The big idea is that a customer has one zfs dataset with his datahike-files, data directories and app config. This is encrypted and can be backed up or migrated to another machine. It is independent of the Jail that runs the backend with a jvm and the clojure code, which just keeps data like session info or the port or the reverse proxy. The customer dataset gets mounted into the backend-jail.
If you want the hiccup to not be stored as one but cut into peaces: Rich Hickey mentioned in one talk how he uses datomic for source control on an s-expression level. I forget which talk tough.
thanks!
or might have been Stu.
Figuring out how to do something like that in datahike
would certainly unlock some very interesting applications for managing and discovering Clojure code.

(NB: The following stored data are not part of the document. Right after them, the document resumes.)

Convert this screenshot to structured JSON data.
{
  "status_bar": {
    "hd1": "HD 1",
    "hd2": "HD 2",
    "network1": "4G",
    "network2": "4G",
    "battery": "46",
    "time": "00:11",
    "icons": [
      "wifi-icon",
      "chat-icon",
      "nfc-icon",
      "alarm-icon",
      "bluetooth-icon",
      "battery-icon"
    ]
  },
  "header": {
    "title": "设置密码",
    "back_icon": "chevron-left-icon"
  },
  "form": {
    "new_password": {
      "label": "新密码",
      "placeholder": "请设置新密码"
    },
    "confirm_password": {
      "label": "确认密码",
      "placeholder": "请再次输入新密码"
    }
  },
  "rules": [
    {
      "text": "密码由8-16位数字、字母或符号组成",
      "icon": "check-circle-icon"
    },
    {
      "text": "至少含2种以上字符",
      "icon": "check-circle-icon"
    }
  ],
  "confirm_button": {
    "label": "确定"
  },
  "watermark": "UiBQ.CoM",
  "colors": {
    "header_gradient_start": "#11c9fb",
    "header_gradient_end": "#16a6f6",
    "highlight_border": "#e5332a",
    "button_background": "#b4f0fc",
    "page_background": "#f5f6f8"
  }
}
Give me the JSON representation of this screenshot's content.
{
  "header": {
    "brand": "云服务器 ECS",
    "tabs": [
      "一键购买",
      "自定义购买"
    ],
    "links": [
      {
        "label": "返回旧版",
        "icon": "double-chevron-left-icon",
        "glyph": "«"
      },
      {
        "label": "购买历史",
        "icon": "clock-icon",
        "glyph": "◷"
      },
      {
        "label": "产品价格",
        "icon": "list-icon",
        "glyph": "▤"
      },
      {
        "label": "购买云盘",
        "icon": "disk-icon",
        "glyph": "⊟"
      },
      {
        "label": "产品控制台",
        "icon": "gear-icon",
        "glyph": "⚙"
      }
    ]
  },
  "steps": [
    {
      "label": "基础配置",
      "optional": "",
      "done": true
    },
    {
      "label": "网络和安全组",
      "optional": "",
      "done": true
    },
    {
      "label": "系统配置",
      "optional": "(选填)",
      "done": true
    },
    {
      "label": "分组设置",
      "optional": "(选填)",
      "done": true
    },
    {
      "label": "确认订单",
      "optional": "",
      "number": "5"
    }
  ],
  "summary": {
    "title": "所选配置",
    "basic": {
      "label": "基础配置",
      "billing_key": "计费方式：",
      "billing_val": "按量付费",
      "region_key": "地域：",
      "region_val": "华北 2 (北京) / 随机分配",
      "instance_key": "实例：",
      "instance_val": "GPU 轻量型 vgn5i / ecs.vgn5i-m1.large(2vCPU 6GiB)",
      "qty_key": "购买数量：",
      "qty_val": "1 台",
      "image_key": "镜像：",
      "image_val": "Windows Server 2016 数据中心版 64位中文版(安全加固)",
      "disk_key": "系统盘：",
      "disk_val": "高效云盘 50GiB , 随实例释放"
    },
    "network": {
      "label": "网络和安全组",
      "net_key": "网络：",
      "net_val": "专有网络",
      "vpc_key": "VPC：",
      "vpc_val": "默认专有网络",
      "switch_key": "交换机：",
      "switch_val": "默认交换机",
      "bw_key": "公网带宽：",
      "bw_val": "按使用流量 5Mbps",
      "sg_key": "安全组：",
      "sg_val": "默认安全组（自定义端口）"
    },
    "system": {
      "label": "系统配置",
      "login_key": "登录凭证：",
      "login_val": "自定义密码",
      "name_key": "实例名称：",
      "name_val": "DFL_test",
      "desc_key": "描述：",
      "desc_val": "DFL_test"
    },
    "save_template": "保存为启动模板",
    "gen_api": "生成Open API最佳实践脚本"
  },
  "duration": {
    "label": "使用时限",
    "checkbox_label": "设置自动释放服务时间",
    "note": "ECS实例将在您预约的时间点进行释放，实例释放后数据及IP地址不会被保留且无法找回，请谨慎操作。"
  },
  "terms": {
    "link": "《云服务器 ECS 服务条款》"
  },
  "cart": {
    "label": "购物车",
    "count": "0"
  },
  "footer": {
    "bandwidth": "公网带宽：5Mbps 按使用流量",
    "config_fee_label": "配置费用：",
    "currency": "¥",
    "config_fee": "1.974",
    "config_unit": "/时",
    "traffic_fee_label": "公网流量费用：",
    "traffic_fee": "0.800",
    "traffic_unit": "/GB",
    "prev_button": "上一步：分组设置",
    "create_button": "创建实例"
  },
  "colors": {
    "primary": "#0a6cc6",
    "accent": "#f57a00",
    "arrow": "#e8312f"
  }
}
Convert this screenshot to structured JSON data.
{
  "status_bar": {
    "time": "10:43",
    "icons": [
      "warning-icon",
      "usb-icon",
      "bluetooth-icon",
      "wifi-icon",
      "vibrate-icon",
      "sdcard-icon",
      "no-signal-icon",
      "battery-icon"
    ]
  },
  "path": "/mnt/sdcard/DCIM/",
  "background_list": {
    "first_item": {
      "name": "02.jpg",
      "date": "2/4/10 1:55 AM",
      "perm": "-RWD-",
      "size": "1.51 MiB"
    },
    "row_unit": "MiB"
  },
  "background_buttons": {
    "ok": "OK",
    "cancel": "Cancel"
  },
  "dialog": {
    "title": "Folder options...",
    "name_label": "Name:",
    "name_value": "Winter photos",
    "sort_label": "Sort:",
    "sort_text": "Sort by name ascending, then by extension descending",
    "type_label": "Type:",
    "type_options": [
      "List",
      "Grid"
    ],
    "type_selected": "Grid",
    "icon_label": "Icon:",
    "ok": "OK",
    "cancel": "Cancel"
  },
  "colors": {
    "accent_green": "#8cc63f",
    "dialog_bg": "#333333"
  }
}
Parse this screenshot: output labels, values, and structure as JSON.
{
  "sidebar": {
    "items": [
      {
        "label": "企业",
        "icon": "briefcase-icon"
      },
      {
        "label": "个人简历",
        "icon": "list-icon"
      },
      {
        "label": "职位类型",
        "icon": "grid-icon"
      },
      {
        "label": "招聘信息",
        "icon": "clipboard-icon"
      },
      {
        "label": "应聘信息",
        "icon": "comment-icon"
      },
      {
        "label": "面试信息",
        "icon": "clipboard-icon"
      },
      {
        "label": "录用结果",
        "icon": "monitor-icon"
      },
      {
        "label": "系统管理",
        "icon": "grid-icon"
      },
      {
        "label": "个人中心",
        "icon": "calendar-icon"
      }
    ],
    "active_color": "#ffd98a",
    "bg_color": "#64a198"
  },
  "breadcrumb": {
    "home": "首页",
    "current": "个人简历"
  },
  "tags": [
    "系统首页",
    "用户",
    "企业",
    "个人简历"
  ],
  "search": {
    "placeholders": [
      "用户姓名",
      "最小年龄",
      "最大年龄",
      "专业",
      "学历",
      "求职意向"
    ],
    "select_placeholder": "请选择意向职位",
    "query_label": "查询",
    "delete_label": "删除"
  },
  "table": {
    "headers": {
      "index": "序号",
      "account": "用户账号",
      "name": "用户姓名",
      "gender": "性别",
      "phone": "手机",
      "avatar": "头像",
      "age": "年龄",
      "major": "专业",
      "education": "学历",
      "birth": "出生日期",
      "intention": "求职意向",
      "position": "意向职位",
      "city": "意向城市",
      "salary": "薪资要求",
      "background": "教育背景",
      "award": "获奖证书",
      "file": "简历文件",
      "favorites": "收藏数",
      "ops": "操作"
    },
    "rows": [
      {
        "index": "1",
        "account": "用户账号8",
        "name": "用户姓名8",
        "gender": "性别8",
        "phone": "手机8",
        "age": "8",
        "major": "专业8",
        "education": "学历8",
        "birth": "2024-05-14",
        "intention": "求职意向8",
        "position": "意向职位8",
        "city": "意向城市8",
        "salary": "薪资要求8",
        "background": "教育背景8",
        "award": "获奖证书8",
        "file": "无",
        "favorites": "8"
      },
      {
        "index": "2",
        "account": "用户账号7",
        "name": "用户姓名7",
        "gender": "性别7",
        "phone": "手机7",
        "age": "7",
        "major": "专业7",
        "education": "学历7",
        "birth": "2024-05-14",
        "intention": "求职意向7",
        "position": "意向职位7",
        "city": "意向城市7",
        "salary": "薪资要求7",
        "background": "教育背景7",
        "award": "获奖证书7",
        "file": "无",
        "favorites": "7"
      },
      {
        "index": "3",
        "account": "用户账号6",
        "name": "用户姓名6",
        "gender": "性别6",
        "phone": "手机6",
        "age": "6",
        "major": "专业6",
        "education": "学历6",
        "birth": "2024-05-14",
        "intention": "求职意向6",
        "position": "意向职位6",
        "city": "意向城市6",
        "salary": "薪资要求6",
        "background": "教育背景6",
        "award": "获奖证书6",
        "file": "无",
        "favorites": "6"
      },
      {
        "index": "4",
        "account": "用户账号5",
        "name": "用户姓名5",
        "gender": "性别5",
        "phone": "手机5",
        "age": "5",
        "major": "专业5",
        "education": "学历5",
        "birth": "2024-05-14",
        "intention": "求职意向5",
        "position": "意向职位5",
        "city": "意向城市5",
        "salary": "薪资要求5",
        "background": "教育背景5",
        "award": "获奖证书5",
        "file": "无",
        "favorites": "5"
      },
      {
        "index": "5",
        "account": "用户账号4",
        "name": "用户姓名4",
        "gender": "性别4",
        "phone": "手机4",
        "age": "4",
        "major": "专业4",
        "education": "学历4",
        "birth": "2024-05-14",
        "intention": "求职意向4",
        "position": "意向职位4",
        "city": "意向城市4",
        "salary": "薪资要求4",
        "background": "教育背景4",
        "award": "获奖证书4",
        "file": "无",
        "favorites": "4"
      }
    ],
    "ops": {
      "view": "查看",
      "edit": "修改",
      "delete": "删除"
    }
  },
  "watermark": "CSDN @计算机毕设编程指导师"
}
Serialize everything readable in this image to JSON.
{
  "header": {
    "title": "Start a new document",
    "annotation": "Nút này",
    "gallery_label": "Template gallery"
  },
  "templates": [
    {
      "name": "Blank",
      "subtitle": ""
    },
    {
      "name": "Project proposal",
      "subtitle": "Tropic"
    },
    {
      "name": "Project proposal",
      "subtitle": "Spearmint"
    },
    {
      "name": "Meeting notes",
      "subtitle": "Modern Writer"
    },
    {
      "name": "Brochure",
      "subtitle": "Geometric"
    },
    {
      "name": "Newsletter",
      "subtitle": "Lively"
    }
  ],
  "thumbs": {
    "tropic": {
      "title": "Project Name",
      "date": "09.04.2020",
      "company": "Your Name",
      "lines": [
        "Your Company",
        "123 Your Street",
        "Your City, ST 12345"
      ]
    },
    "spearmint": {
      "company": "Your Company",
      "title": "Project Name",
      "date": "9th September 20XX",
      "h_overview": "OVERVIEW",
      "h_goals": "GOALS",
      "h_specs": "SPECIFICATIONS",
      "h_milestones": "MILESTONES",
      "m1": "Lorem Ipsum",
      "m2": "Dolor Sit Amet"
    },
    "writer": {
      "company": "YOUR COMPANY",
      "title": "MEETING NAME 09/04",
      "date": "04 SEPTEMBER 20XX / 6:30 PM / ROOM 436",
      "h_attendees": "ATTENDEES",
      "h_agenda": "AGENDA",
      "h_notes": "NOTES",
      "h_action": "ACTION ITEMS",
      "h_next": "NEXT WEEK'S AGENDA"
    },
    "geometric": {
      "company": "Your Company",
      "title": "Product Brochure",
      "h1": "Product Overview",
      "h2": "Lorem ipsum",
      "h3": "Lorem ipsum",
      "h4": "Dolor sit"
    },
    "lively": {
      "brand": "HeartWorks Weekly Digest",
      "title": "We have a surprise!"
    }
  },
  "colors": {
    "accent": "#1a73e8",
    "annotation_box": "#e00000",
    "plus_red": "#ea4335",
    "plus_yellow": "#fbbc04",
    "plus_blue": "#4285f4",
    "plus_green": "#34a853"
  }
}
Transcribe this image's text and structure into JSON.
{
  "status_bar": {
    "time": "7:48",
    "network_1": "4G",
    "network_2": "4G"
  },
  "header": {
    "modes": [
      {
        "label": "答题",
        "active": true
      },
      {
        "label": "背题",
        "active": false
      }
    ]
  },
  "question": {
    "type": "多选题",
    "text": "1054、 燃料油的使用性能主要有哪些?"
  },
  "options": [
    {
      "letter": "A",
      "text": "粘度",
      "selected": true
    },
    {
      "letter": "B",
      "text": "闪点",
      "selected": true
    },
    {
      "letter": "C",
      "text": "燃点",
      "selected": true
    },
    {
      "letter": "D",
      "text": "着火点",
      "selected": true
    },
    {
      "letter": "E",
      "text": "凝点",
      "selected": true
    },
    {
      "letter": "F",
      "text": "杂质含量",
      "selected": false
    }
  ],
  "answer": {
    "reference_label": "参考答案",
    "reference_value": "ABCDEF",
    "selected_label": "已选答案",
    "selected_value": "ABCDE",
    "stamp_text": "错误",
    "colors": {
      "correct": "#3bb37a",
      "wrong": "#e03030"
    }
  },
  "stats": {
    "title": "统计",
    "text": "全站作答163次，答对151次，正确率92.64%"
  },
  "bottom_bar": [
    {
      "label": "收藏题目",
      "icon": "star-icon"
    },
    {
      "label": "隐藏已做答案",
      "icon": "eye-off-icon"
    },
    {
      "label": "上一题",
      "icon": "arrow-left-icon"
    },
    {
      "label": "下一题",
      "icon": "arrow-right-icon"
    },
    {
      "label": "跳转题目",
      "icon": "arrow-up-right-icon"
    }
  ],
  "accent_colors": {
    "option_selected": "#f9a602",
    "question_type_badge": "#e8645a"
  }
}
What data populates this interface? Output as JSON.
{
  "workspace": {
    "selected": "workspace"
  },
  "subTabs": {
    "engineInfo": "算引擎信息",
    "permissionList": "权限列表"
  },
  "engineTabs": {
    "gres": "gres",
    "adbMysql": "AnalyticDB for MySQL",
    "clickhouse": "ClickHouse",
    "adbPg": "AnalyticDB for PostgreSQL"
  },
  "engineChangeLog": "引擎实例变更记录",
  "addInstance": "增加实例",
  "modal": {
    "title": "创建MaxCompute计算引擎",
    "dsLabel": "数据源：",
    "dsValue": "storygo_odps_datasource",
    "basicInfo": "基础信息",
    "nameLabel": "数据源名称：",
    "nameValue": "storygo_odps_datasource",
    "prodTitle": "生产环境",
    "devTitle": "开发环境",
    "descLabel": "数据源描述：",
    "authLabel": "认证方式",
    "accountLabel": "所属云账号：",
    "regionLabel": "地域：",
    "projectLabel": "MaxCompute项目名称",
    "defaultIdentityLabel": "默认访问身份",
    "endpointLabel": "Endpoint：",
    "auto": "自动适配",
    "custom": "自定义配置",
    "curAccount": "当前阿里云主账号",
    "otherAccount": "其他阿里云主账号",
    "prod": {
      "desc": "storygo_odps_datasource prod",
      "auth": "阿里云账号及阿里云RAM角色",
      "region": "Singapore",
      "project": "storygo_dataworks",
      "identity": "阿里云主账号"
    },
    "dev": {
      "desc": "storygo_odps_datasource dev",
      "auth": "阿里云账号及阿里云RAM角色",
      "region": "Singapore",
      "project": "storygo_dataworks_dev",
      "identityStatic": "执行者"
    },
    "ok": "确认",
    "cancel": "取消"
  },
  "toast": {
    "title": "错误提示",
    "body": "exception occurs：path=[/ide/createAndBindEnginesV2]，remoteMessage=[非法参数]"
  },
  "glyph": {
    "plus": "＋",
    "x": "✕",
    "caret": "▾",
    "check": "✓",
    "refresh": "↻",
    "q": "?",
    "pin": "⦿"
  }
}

You can also use two datahike versions with different schema flexibility and join both databases in queries.
Multiple inputs can be handled like here: https://github.com/replikativ/datahike/blob/master/examples/basic/src/examples/store.clj#L66
That is very cool. How are you using ZFS? I am also using on my laptop for the last half year including encrypted snapshots for backups and so far it works fine. We are thinking about building a snapshot management tool with Datahike for it at the moment.